Ribuan ombak.
Pramodawardhani memandang deburan ombak di bawah. Ia sedang berada di tebing, tanpa menakuti sosok kematian. Berkali -- kali diterpa, dinding tebing tetap kokoh berdiri. Ombak -- ombak terus menghantam karang, datang tanpa henti. Pramoda membayangkan sosok ayah di sampingnya, memikirkan apa yang akan ia katakan jika berada di sisinya.
Haruskah aku seperti dinding tebing yang tetap teguh berdiri walau diterpa oleh ombak -- ombak? Ataukah seperti ombak yang tidak kenal lelah menghujam dinding tebing? Keduanya memberikan makna positif.

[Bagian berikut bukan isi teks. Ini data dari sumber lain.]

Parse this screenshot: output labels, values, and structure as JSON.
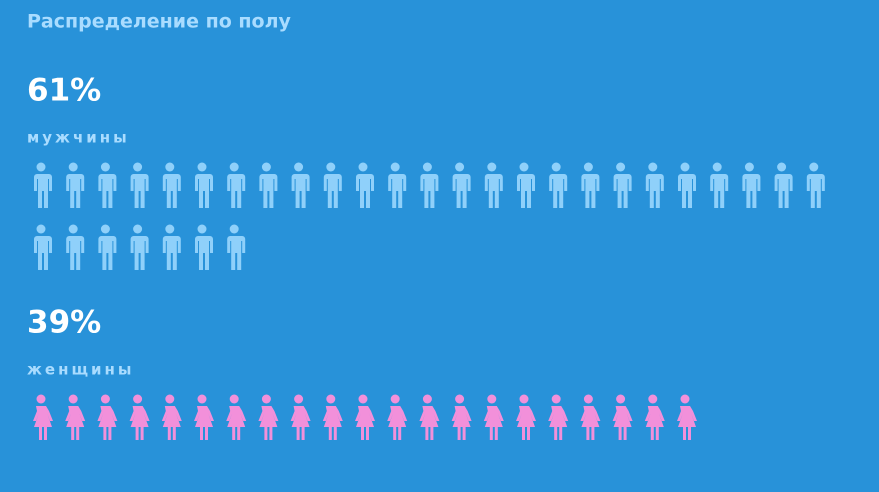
{
  "chart_data": {
    "type": "pictogram",
    "title": "Распределение по полу",
    "categories": [
      "мужчины",
      "женщины"
    ],
    "values": [
      61,
      39
    ],
    "value_labels": [
      "61%",
      "39%"
    ],
    "icons": [
      32,
      21
    ],
    "colors": [
      "#8fd0fa",
      "#f290da"
    ]
  }
}
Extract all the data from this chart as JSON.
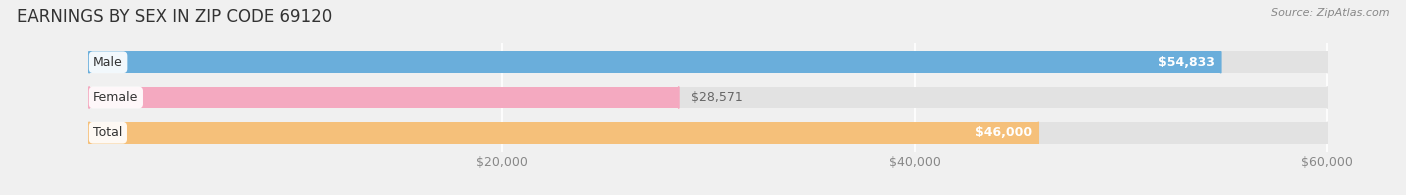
{
  "title": "EARNINGS BY SEX IN ZIP CODE 69120",
  "source_text": "Source: ZipAtlas.com",
  "categories": [
    "Male",
    "Female",
    "Total"
  ],
  "values": [
    54833,
    28571,
    46000
  ],
  "bar_colors": [
    "#6aaedb",
    "#f4a9c0",
    "#f5c07a"
  ],
  "label_inside": [
    true,
    false,
    true
  ],
  "xlim_data": [
    0,
    60000
  ],
  "xlim_display": [
    -3500,
    63000
  ],
  "xticks": [
    20000,
    40000,
    60000
  ],
  "xtick_labels": [
    "$20,000",
    "$40,000",
    "$60,000"
  ],
  "value_labels": [
    "$54,833",
    "$28,571",
    "$46,000"
  ],
  "bar_height": 0.62,
  "bg_color": "#f0f0f0",
  "bar_bg_color": "#e2e2e2",
  "title_fontsize": 12,
  "source_fontsize": 8,
  "label_fontsize": 9,
  "tick_fontsize": 9,
  "cat_fontsize": 9
}
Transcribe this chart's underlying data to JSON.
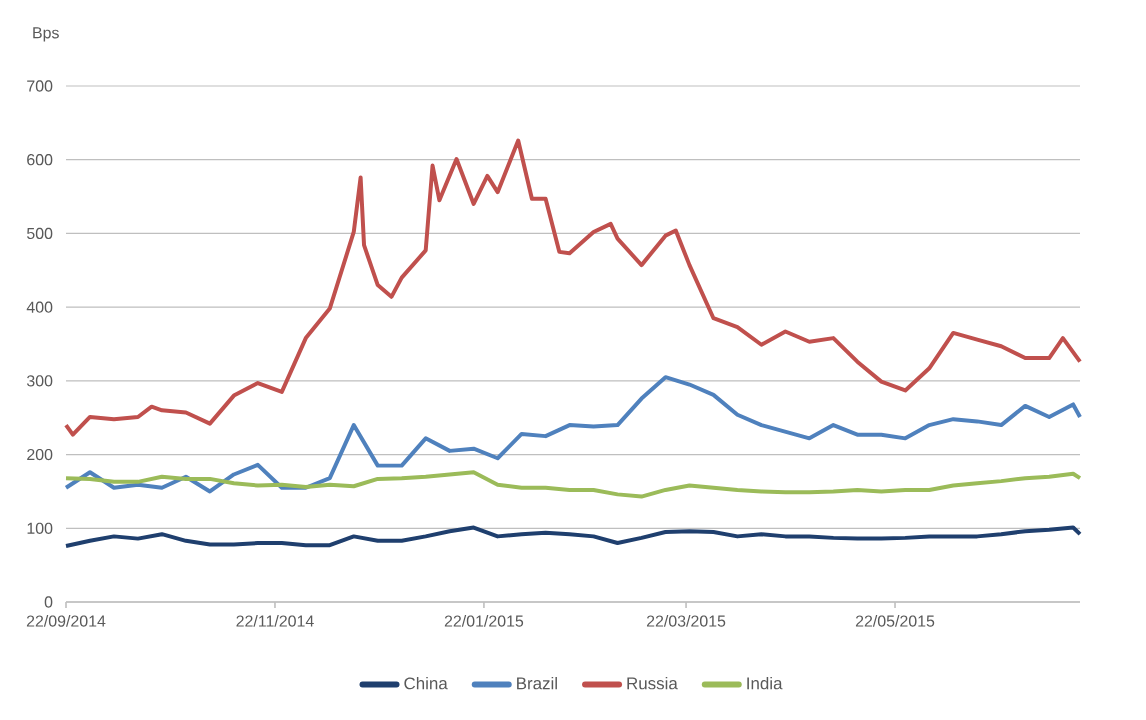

Pramodawardhani menatap jauh ke depan. Berbeda dengan gemerisik di bawahnya, laut begitu tenang di kejauhan. Warna biru menjadi pembeda di cakrawala. Sesekali burung camar melayang di atas permukaan laut. Pramoda merasakan rumput yang menjadi pijakannya bergoyang karena angin laut. Ia memang sengaja tidak memakai alas kaki, karena ia merasa telah lama mengenal tempat itu. Matahari memberikan sinar jingganya di sore itu, seakan mengabarkan dunia adalah miliknya. Padahal di tanah yang sama, di bagian utara, sedang terjadi pertumpahan darah.
 Ia kembali merenung dan menatap karang -- karang di bawahnya. Sebuah pemikiran menyalahkan diri muncul kembali di kepalanya.
Layakkah diriku disebut Sri Kahulunan? Sang dewi pelindung? Di saat rakyatku membutuhkanku aku malah bersembunyi di ujung bumi.
Ia menatap dalam -- dalam bebatuan dan arus laut di bawahnya.
Apa yang akan terjadi jika aku menjatuhkan diri ke bawah sana? Aku pastikan aku melompat pada posisi tanpa batu karang. Aku akan hanyut terbawa deburan ombak, pergi melayang entah kemana. Siapa tahu aku akan sampai ke belahan dunia lain.
Lamunannya dipecah oleh sebuah suara yang memanggilnya.
"Tuan putri, jika kau berkenan, aku telah menyiapkan teh kemangi di dalam pondok. Putri Tara telah kembali dari jalan -- jalannya, ia sedang berada di dalam pondok."
Pramodawardhani sedikit tercekat, "Iya, Jayaputra, terima kasih. Baik, aku akan menuju pondok sebentar lagi."